Trail of Broken Wings

I end up where I have never left—beside my father. I sit next to his bed, his chest rising and falling in perfect synchronicity with the respirator. I take his hand in mine, his cold seeping into my warmth, chilling me. I had hoped for the opposite—he had been the shelter from the storm, the one safe place I could rely on. When your anchor becomes unmoored, you are left to the whims of the vast ocean, unsure where it may lead you but forced to hold on nonetheless. “I have no one left,” I say to him. “I’m all alone.”
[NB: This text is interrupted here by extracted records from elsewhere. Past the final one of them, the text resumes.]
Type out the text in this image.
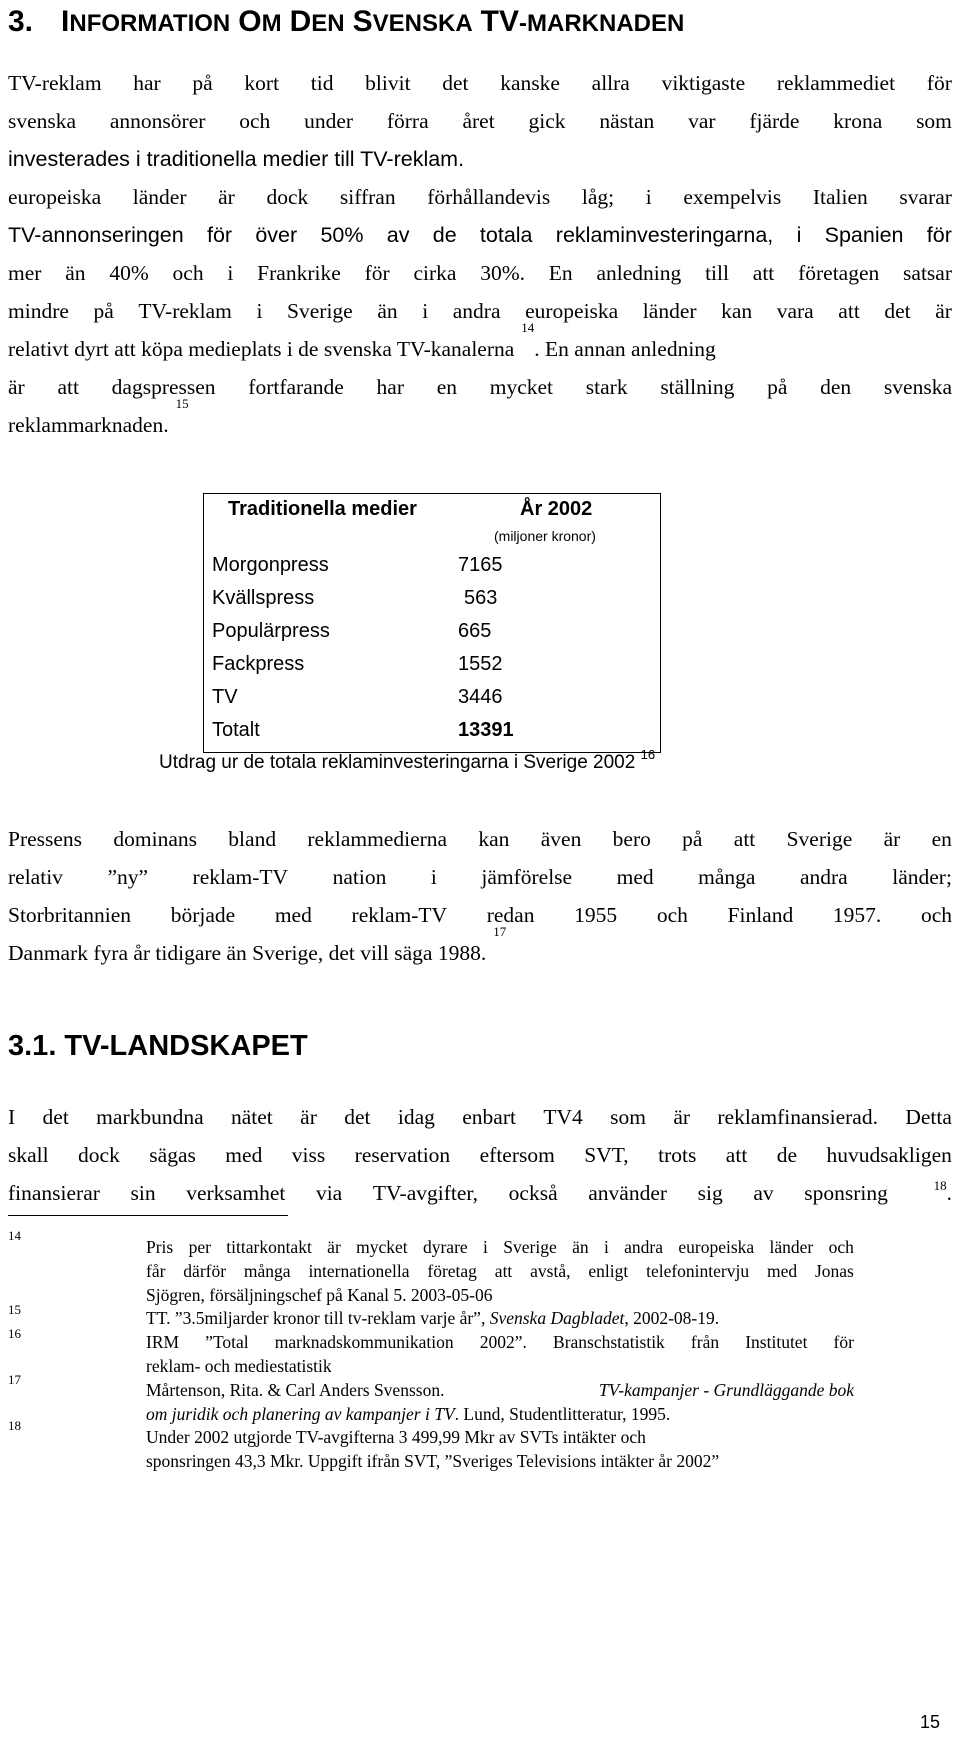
3. INFORMATION OM DEN SVENSKA TV-MARKNADEN
TV-reklam har på kort tid blivit det kanske allra viktigaste reklammediet för
svenska annonsörer och under förra året gick nästan var fjärde krona som
investerades i traditionella medier till TV-reklam.
europeiska länder är dock siffran förhållandevis låg; i exempelvis Italien svarar
TV-annonseringen för över 50% av de totala reklaminvesteringarna, i Spanien för
mer än 40% och i Frankrike för cirka 30%. En anledning till att företagen satsar
mindre på TV-reklam i Sverige än i andra europeiska länder kan vara att det är
relativt dyrt att köpa medieplats i de svenska TV-kanalerna
$^{14}$
. En annan anledning
är att dagspressen fortfarande har en mycket stark ställning på den svenska
reklammarknaden.
$^{15}$
Traditionella medier	År 2002
(miljoner kronor)
Morgonpress	7165
Kvällspress	563
Populärpress	665
Fackpress	1552
TV	3446
Totalt	13391
Utdrag ur de totala reklaminvesteringarna i Sverige 2002 $^{16}$
Pressens dominans bland reklammedierna kan även bero på att Sverige är en
relativ ”ny” reklam-TV nation i jämförelse med många andra länder;
Storbritannien började med reklam-TV redan 1955 och Finland 1957. och
Danmark fyra år tidigare än Sverige, det vill säga 1988.
$^{17}$
3.1. TV-LANDSKAPET
I det markbundna nätet är det idag enbart TV4 som är reklamfinansierad. Detta
skall dock sägas med viss reservation eftersom SVT, trots att de huvudsakligen
finansierar sin verksamhet via TV-avgifter, också använder sig av sponsring	$^{18}$.
14
15
16
17
18
Pris per tittarkontakt är mycket dyrare i Sverige än i andra europeiska länder och
får därför många internationella företag att avstå, enligt telefonintervju med Jonas
Sjögren, försäljningschef på Kanal 5. 2003-05-06
TT. ”3.5miljarder kronor till tv-reklam varje år”, Svenska Dagbladet , 2002-08-19.
IRM ”Total marknadskommunikation 2002”. Branschstatistik från Institutet för
reklam- och mediestatistik
Mårtenson, Rita. & Carl Anders Svensson.	TV-kampanjer - Grundläggande bok
om juridik och planering av kampanjer i TV . Lund, Studentlitteratur, 1995.
Under 2002 utgjorde TV-avgifterna 3 499,99 Mkr av SVTs intäkter och
sponsringen 43,3 Mkr. Uppgift ifrån SVT, ”Sveriges Televisions intäkter år 2002”
15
I wait and wait, watching for anything to give me hope. A sign that will lead the way, guide me to an answer for a question that remains unasked. But my road remains unpaved, with no marker to give me direction. But then history has proven that the events that uproot your life, the ones that remain so deep in the recesses of your mind that you can’t even imagine them, let alone fear them, are the ones that come without warning. No compass can lead you away from them, no alarm can caution you. They happen, and when they do you must make a choice—allow the wave to wash over you until there is nothing left but blessed blackness or fight with everything, even if in the process of struggling to survive you fill your lungs with salt water.
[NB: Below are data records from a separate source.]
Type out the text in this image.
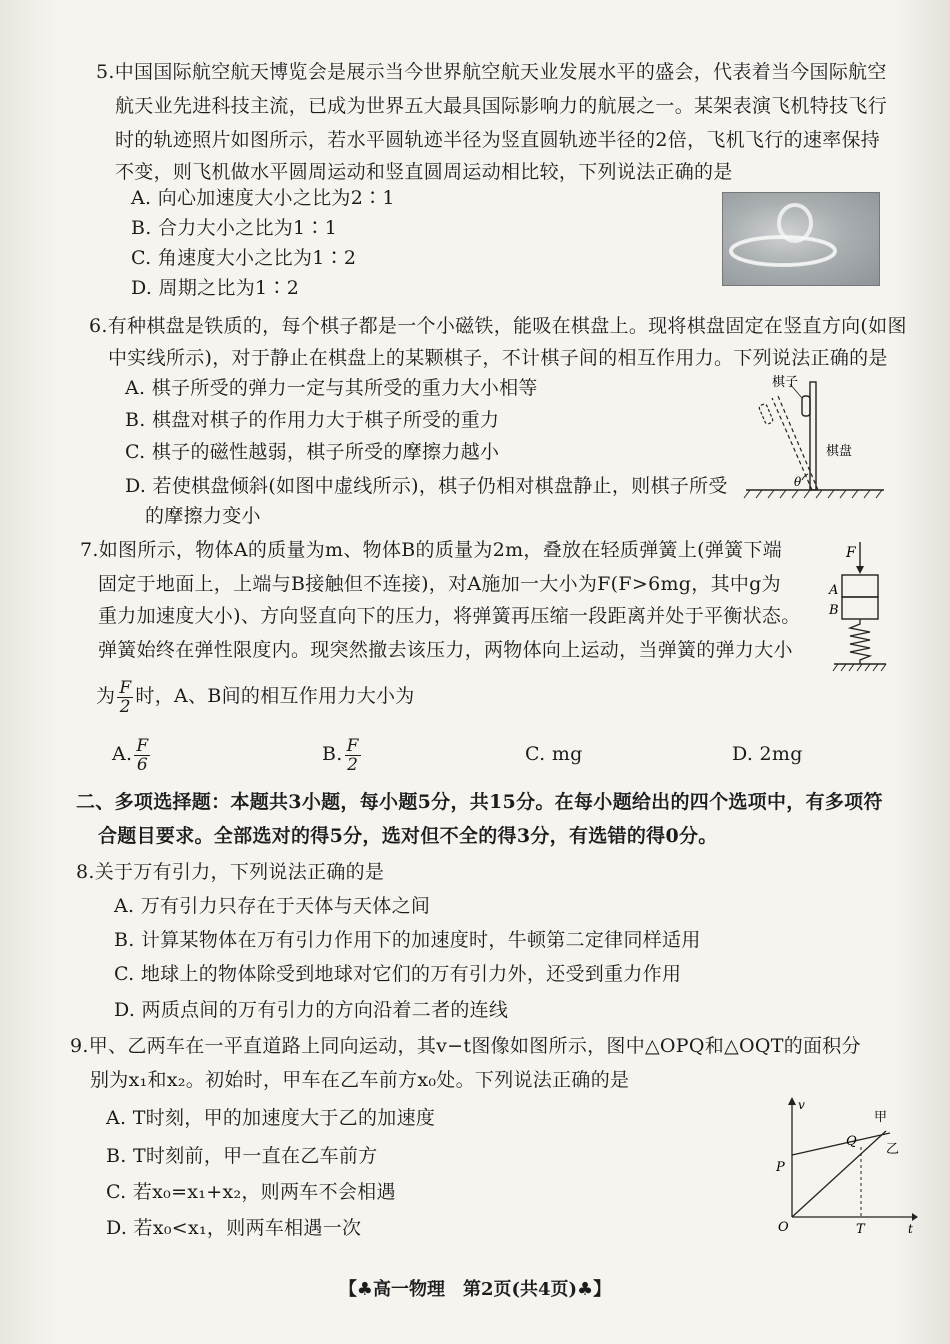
5.中国国际航空航天博览会是展示当今世界航空航天业发展水平的盛会，代表着当今国际航空
航天业先进科技主流，已成为世界五大最具国际影响力的航展之一。某架表演飞机特技飞行
时的轨迹照片如图所示，若水平圆轨迹半径为竖直圆轨迹半径的2倍，飞机飞行的速率保持
不变，则飞机做水平圆周运动和竖直圆周运动相比较，下列说法正确的是
A. 向心加速度大小之比为2∶1
B. 合力大小之比为1∶1
C. 角速度大小之比为1∶2
D. 周期之比为1∶2
6.有种棋盘是铁质的，每个棋子都是一个小磁铁，能吸在棋盘上。现将棋盘固定在竖直方向(如图
中实线所示)，对于静止在棋盘上的某颗棋子，不计棋子间的相互作用力。下列说法正确的是
A. 棋子所受的弹力一定与其所受的重力大小相等
B. 棋盘对棋子的作用力大于棋子所受的重力
C. 棋子的磁性越弱，棋子所受的摩擦力越小
D. 若使棋盘倾斜(如图中虚线所示)，棋子仍相对棋盘静止，则棋子所受
的摩擦力变小
棋子
棋盘
θ
7.如图所示，物体A的质量为m、物体B的质量为2m，叠放在轻质弹簧上(弹簧下端
固定于地面上，上端与B接触但不连接)，对A施加一大小为F(F>6mg，其中g为
重力加速度大小)、方向竖直向下的压力，将弹簧再压缩一段距离并处于平衡状态。
弹簧始终在弹性限度内。现突然撤去该压力，两物体向上运动，当弹簧的弹力大小
为 $\frac{F}{2}$ 时，A、B间的相互作用力大小为
A. $\frac{F}{6}$	B. $\frac{F}{2}$	C. mg	D. 2mg
F
A
B
二、多项选择题：本题共3小题，每小题5分，共15分。在每小题给出的四个选项中，有多项符
合题目要求。全部选对的得5分，选对但不全的得3分，有选错的得0分。
8.关于万有引力，下列说法正确的是
A. 万有引力只存在于天体与天体之间
B. 计算某物体在万有引力作用下的加速度时，牛顿第二定律同样适用
C. 地球上的物体除受到地球对它们的万有引力外，还受到重力作用
D. 两质点间的万有引力的方向沿着二者的连线
9.甲、乙两车在一平直道路上同向运动，其v−t图像如图所示，图中△OPQ和△OQT的面积分
别为x₁和x₂。初始时，甲车在乙车前方x₀处。下列说法正确的是
A. T时刻，甲的加速度大于乙的加速度
B. T时刻前，甲一直在乙车前方
C. 若x₀=x₁+x₂，则两车不会相遇
D. 若x₀<x₁，则两车相遇一次
v
t
O
P
Q
T
甲
乙
【♣高一物理　第2页(共4页)♣】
“I thought that’s why I stayed,” Sonya says quietly, arriving just as I spoke aloud.

“What are you doing here?” I ask, standing quickly, uncomfortable she heard me.

“I work here,” she reminds me.

“No,” I motion around the room. “Here. In Papa’s room.” Her uneasiness clearly matches mine, both of us wary. She glances around, as if avoiding my question. But I don’t let her evade the question. “You’re here to visit him,” I say, realizing.

“Yes.”

Saying anything else would be a lie, I can tell. She doesn’t bother, since I have known from childhood all of her telltale signs of lying. I used to catch her when we were children and hold it over her like an ax ready to fall unless she did my bidding. Fearing repercussions from my father, she always danced to the tune I played. Now I wonder if I too wasn’t a puppet, like all of them, the strings visible to everyone but me.

“How did it feel?” I say, softening as shame fills me. I think of the luncheon, charities set up to protect families like mine. “When he hit you?”

She takes a step back, ready to run. It’s a question I never asked, didn’t dare to. Hearing the truth would have changed Papa in my eyes into a man I couldn’t conceive. Even as I saw him beat them, I convinced myself that wasn’t really him. It was a mirage fueled by anger or disappointment and maybe, maybe it was just as much their fault as it was his. If only they could be more of what he wanted, needed, then they too would be safe.

“Like there was nothing left of me but the imprint of his hand,” she says, her voice a mere whisper above the roar in my ears. “He owned me. I was a vessel for his rage.”

“Then how are you surviving without him?” I ask, instinct driving the question. I know Marin and Sonya’s legs were cut from beneath them. They learned to walk with prosthetics, the true part of them taken away by force.

Something flitters across her eyes, a story untold. A secret she won’t tell. “By trying to forget.”

The young girl is walking down the hallway, her hands limp by her sides. Her throat is raw, her screams having gone unheard. The darkness is now welcome to hide the sins of her soul. There is only empty air all around her but she still can’t catch her breath. Gasping, she tries to remember her name, but even something as simple as that escapes her. She tries a door and finds it open. Finally, since every other one has been shut to her, refusing her refuge. She enters the pristine bathroom but the light has gone out.